La domanda rivolta a Gesù risente dell’idea che la salvezza sia un traguardo da raggiungere e che, come avviene per le corse, sono pochi coloro che la portano a termine mentre molti sono quelli che si perdono per strada. In realtà Gesù è venuto perché tutti possano giungere alla salvezza la cui porta di accesso è la croce. Essa è stretta perché richiede la disponibilità a lasciare tutto per il Tutto. Lo sforzo a cui allude Gesù non sono i sacrifici che possiamo sostenere ma che alla fin fine li facciamo per noi stessi. Si tratta invece di impegnarsi a cambiare mentalità ed entrare nella logica dell’amore che trova in Gesù l’unico modello da imitare. La parabola racconta la triste sorpresa di chi alla fine rimarrà escluso dalla vita non perché vittima di un’ingiustizia ma in quanto unico artefice del suo fallimento causato dalla sua presunzione di salvarsi da solo e da sé. Il momento del giudizio rivelerà la verità del modo con il quale durante la vita abbiamo trattato il «padrone di casa». Infatti, la sofferenza subita dal Signore di vedersi trattato come un estraneo sarà vissuta nel medesimo modo da chi ha tenuto la porta del cuore chiusa alla sua Parola sebbene abbia rispettato formalmente tutti i comandamenti. Questo è il rischio di chi nasconde dietro una buona condotta pensieri egoistici e narcisisti. La barriera del pregiudizio e dell’abitudine a giudicare gli altri in base alle proprie idee impedisce di riconoscere la presenza di Dio e la sua azione, sicché invece di aprirci all’ascolto e all’aiuto ci si chiude al dialogo innescando meccanismi di contrapposizione. Possiamo stare anche gomito a gomito con gli altri ma nutrire sentimenti di disprezzo che annullano ogni forma di autentica comunione. La vera sfida è far entrare Dio in noi, se glielo permettiamo. Infatti, Gesù sembra voler dire che la porta del nostro cuore può essere aperta solo dall’interno a patto che sia divelto il chiavistello della presunzione di potersi salvare da sé.

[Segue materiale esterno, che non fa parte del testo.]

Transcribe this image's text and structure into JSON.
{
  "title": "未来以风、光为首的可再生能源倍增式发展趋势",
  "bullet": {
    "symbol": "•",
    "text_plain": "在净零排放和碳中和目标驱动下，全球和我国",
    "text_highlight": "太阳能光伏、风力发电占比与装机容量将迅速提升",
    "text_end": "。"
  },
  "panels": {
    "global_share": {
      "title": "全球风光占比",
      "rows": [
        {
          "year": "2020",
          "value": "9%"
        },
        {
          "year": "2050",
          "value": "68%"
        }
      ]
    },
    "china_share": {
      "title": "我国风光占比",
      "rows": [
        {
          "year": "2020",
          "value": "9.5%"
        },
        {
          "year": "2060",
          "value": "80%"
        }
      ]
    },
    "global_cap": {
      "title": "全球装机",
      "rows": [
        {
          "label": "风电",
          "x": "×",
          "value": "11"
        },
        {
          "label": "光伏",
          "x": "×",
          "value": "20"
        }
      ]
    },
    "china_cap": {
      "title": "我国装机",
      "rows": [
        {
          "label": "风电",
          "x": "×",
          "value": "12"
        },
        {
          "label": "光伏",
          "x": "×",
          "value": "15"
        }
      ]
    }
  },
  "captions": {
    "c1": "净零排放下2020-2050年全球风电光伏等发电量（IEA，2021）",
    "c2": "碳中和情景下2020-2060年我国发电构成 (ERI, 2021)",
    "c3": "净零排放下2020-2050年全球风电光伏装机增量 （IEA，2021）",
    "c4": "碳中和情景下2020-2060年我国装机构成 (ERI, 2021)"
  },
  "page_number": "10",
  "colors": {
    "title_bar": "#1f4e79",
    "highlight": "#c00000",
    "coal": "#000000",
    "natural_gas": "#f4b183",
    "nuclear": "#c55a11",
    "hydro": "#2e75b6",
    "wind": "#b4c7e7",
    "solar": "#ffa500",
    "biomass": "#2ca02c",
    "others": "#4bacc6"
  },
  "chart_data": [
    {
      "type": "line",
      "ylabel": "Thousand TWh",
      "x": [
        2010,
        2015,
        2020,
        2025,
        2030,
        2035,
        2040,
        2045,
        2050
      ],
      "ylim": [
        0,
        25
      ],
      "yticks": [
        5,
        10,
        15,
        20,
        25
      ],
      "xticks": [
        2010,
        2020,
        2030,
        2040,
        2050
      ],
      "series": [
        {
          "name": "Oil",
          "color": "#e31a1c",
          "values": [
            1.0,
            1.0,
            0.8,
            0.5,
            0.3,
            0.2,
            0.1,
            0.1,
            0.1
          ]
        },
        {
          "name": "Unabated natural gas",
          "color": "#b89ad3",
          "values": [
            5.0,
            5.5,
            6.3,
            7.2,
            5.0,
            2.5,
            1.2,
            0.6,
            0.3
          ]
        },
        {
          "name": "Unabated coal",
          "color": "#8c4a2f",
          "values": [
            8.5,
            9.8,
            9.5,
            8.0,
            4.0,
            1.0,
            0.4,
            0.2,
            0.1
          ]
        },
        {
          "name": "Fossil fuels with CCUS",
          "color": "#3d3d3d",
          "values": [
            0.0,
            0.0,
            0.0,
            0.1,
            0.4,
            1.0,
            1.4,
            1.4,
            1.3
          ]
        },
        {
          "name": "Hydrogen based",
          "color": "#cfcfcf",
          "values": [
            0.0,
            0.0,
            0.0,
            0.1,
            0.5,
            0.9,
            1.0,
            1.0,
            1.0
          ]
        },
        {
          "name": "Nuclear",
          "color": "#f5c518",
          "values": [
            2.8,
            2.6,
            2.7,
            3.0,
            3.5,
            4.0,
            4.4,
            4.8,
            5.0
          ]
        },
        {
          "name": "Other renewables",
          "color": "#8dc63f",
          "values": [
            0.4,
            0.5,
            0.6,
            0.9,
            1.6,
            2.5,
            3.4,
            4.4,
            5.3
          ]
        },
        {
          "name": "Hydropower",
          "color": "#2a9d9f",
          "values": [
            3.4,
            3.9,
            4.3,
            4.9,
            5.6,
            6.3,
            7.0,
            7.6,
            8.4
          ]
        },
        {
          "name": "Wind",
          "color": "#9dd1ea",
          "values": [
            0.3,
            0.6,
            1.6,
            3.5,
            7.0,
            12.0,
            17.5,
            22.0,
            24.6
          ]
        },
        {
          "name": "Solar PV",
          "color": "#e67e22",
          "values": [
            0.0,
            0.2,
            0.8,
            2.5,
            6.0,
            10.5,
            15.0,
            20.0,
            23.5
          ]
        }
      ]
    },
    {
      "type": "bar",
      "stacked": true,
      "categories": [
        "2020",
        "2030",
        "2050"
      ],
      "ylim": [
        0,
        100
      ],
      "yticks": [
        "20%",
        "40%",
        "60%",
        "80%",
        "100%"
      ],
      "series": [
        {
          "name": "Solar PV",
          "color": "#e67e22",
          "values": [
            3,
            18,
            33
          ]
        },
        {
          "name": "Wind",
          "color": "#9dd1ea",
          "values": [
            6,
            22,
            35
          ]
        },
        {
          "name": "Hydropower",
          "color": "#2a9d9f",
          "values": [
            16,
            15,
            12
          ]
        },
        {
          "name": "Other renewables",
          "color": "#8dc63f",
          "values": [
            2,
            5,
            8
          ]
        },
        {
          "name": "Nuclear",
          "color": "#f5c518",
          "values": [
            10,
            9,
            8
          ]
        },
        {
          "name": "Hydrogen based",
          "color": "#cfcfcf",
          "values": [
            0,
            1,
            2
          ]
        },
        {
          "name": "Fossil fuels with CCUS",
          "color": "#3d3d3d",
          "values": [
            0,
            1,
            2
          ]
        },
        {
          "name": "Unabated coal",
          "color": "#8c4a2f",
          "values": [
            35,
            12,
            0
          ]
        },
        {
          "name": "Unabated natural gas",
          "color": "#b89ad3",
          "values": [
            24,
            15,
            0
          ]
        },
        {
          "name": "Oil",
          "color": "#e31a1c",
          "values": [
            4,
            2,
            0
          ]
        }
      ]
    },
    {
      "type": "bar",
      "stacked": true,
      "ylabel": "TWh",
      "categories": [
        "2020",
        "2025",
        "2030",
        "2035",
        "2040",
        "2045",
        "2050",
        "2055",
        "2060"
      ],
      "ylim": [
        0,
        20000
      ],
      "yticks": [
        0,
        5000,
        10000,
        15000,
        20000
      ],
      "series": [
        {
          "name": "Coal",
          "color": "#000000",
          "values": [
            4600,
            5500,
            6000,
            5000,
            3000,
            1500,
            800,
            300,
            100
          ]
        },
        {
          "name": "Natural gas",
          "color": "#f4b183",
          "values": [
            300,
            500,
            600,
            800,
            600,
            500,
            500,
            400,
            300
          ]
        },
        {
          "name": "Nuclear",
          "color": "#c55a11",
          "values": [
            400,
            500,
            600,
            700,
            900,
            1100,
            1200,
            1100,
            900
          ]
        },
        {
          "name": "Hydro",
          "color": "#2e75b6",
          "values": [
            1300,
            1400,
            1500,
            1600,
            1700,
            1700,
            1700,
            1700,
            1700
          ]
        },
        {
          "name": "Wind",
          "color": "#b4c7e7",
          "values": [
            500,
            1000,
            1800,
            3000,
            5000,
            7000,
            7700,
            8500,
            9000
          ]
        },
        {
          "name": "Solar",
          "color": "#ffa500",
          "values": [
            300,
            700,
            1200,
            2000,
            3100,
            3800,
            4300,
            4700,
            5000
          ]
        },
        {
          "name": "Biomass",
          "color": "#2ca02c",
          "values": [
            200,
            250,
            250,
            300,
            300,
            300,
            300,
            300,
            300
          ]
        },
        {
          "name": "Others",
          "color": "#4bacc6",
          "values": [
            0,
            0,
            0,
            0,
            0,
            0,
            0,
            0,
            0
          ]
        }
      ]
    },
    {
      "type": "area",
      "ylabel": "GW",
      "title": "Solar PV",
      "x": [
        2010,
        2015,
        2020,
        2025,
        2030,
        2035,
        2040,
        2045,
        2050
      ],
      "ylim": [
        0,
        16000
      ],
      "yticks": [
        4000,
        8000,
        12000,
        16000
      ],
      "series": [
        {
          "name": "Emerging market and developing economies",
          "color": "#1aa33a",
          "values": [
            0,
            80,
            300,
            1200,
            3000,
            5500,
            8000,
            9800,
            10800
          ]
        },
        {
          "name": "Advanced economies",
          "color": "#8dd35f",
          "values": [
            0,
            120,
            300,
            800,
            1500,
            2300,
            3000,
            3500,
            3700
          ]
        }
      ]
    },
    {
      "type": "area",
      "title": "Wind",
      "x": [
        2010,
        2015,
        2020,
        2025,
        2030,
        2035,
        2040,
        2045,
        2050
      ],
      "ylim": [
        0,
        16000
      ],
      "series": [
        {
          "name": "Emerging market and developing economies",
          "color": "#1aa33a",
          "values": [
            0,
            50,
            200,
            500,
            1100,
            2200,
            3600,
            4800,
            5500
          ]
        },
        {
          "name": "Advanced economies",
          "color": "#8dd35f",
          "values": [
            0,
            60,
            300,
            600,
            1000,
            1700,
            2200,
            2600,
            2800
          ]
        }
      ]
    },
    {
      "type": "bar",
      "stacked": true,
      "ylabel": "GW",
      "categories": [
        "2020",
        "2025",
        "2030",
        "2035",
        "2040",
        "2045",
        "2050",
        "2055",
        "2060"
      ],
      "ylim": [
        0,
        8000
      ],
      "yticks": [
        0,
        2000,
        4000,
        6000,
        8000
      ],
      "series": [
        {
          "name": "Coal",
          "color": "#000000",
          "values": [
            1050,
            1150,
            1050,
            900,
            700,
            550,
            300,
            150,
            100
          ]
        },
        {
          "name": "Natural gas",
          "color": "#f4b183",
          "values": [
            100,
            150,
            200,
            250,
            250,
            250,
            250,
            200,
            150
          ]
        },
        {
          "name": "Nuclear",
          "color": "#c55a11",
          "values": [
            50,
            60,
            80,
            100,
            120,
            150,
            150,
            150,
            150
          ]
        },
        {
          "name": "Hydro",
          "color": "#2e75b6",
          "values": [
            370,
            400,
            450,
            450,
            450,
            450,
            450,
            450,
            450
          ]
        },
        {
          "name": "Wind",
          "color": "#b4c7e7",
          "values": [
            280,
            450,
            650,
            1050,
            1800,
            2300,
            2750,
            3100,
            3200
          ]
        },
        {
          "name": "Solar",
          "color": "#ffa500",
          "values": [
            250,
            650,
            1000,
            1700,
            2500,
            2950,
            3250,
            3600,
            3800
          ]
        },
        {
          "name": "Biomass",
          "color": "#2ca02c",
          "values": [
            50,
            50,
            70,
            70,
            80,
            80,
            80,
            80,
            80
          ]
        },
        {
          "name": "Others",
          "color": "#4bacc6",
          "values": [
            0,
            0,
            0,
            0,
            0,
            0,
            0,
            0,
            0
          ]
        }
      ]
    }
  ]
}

Signore Gesù, che stai pazientemente alla porta del mio cuore e attendi di entrare, ti chiedo di donarmi il tuo Spirito perché siano scardinate le porte che impediscono di accogliere la Parola della Croce e così poter entrare nella logica dell’amore. Fa che possa liberarmi da ogni pregiudizio e offrire i miei pensieri, la mia volontà, i miei affetti e le mie azioni, le mie gioie e le mie sofferenze al Padre sì da essere capace di compassione e autentica solidarietà fraterna. Tu vedi gli affanni e gli sforzi della vita, dammi la grazia di comprendere se essi sono vani, perché ispirati dal narcisismo, oppure è la fatica di chi lotta con la tua grazia per conformarsi a Te e facendosi compagno di viaggio di chi, pur per strade diverse e spesso accidentate, risponde alla tua chiamata e si fa tuo discepolo.